On a hot, windy day in 1991, a brush fire got started in the Oakland Hills. By nightfall, there were 2,100 fewer houses — most of them totally consumed. An engineer friend, Paul Mueller, bought a burned-over lot and built a modified version of a Frank Loyd Wright design. The plan is based on the hexagon so no two walls meet at a right angle; 60 and 120 degree angles predominate. Much of the furniture is built-in, but the dining table and chairs are not. I was a willing consultant in designing a table that was in harmony with the unrelenting geometry of the house.
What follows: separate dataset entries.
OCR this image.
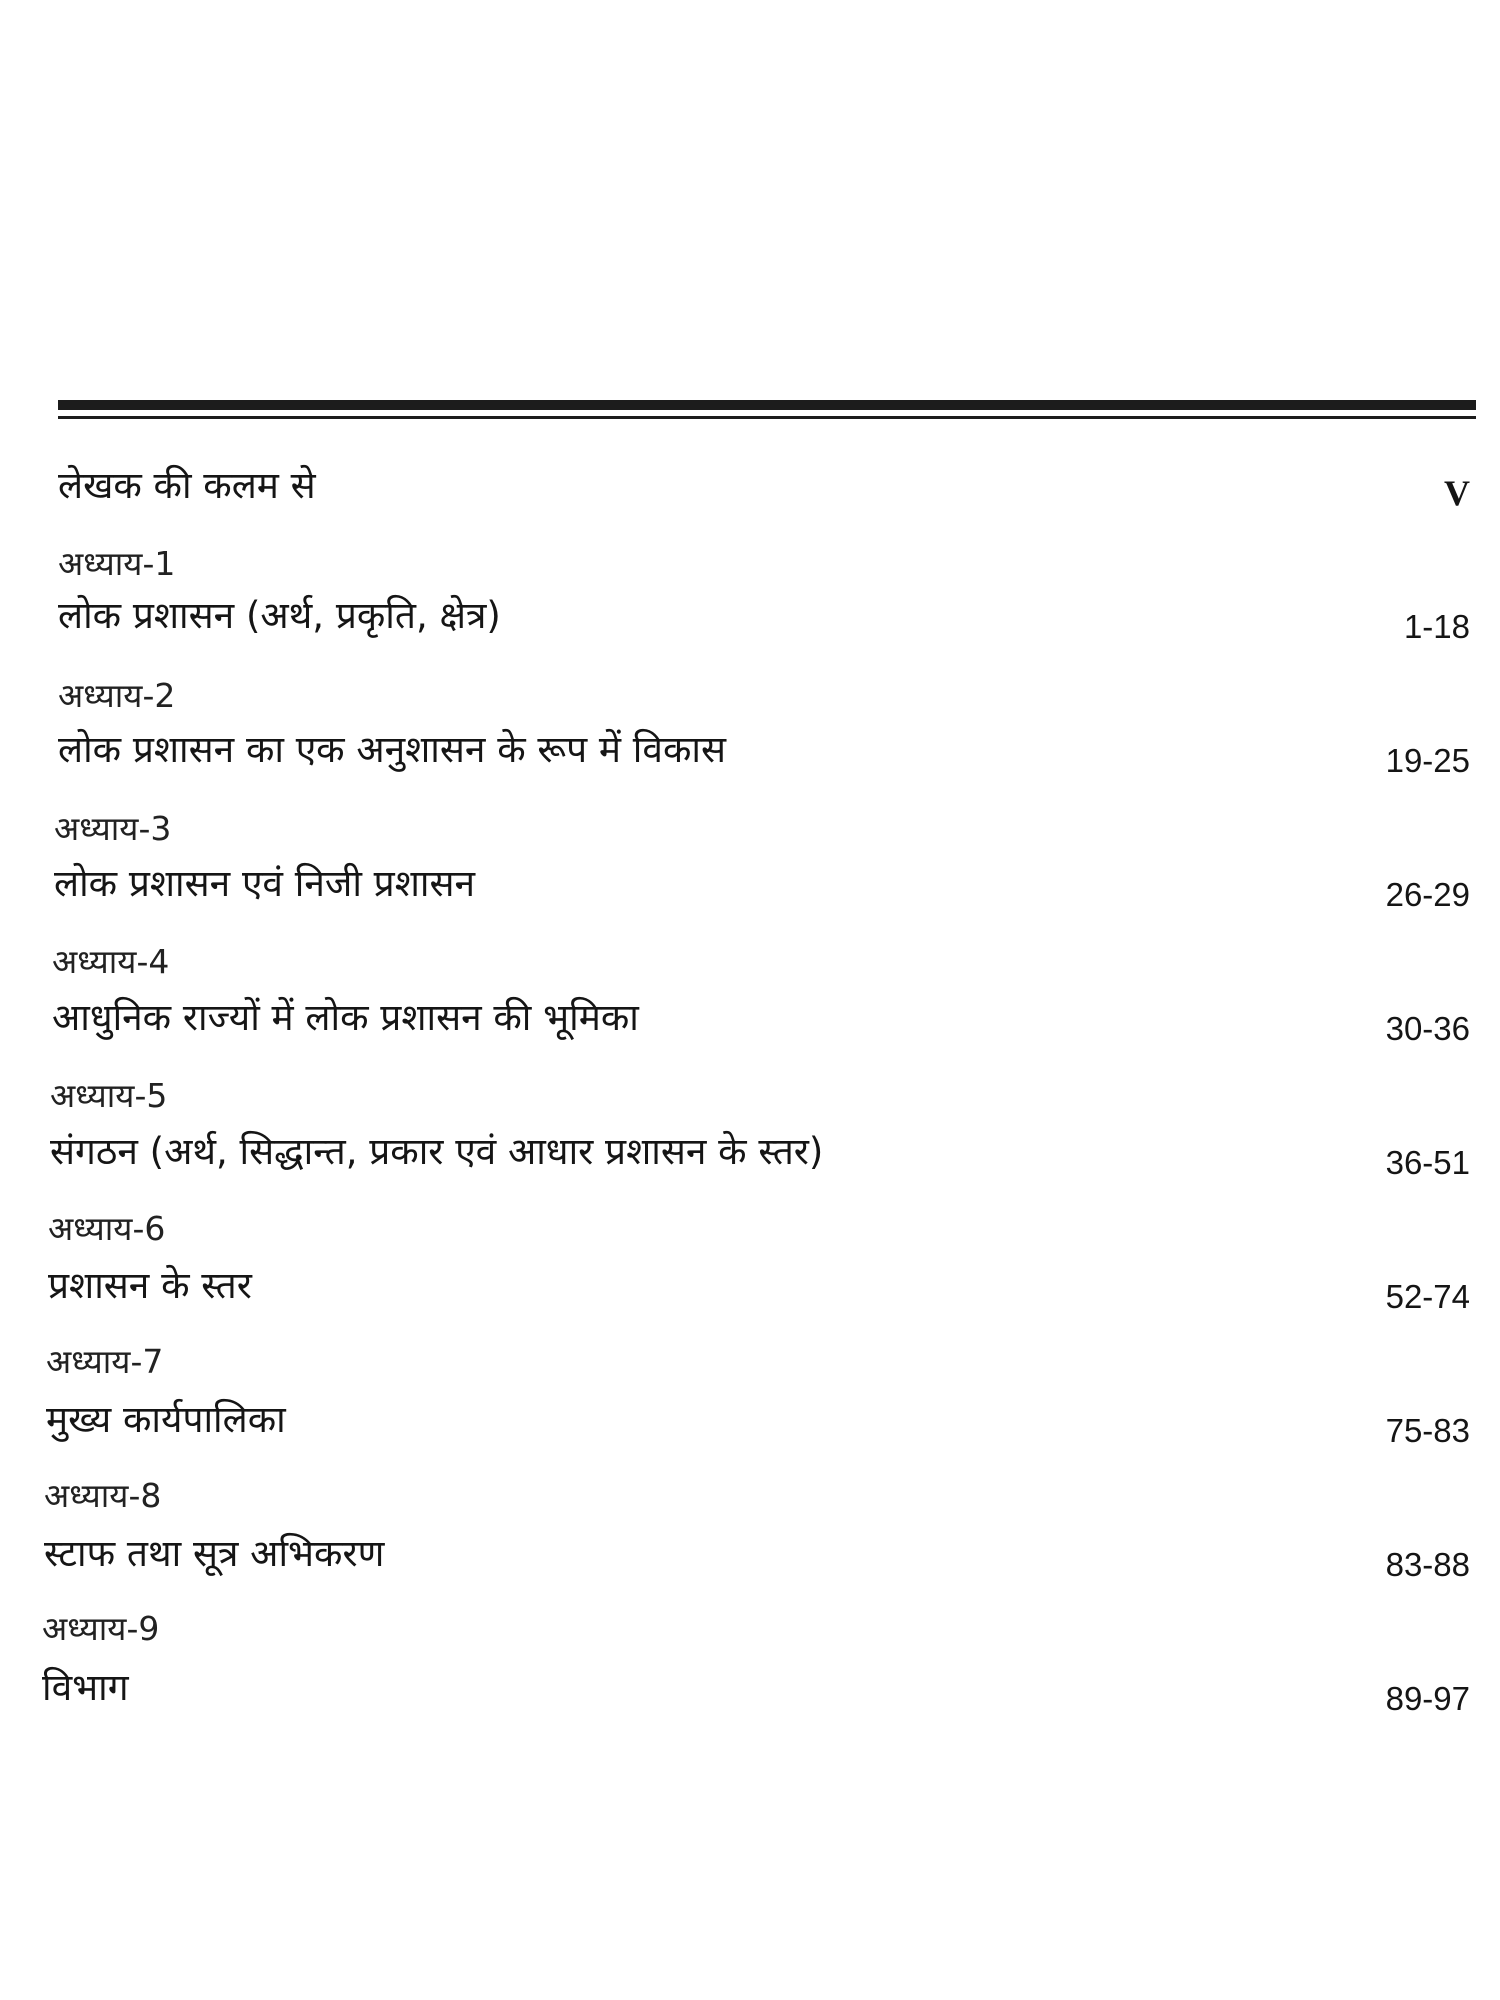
लेखक की कलम से	V
अध्याय-1
लोक प्रशासन (अर्थ, प्रकृति, क्षेत्र)	1-18
अध्याय-2
लोक प्रशासन का एक अनुशासन के रूप में विकास	19-25
अध्याय-3
लोक प्रशासन एवं निजी प्रशासन	26-29
अध्याय-4
आधुनिक राज्यों में लोक प्रशासन की भूमिका	30-36
अध्याय-5
संगठन (अर्थ, सिद्धान्त, प्रकार एवं आधार प्रशासन के स्तर)	36-51
अध्याय-6
प्रशासन के स्तर	52-74
अध्याय-7
मुख्य कार्यपालिका	75-83
अध्याय-8
स्टाफ तथा सूत्र अभिकरण	83-88
अध्याय-9
विभाग	89-97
We made things more difficult for ourselves because, before tackling the dining table, we built four Charles Rennie Mackintosh chairs. Now we had two formidable architects to deal with instead of one. Paul works at a convention center so was able to obtain a quantity of used 1/4-inch thick foam core. We laid this on the existing table and began cutting out various shapes. It was soon obvious that circles, triangles, squares, rectangles and free forms did not work in that architectural space. So we made hexagons of different proportions, cutting a strip off here and adding one there, until we had a shape that both looked right and worked as a dining table.
After a few days, we still liked the look of the top so went on to tackle the base. We again used a full-size mock-up so could study how chairs and table worked in the room. We ended up with a tapering base, combining two V-shaped sections connected by short stretchers. Square cut-outs in the base echo the Mackintosh chairs, and a molding around the edges better defines the shape of the top.
Anyone faced with a difficult design problem should consider first making a full-scale model. This approach not only averts costly mistakes, but provides a set of templates from which to construct the actual piece.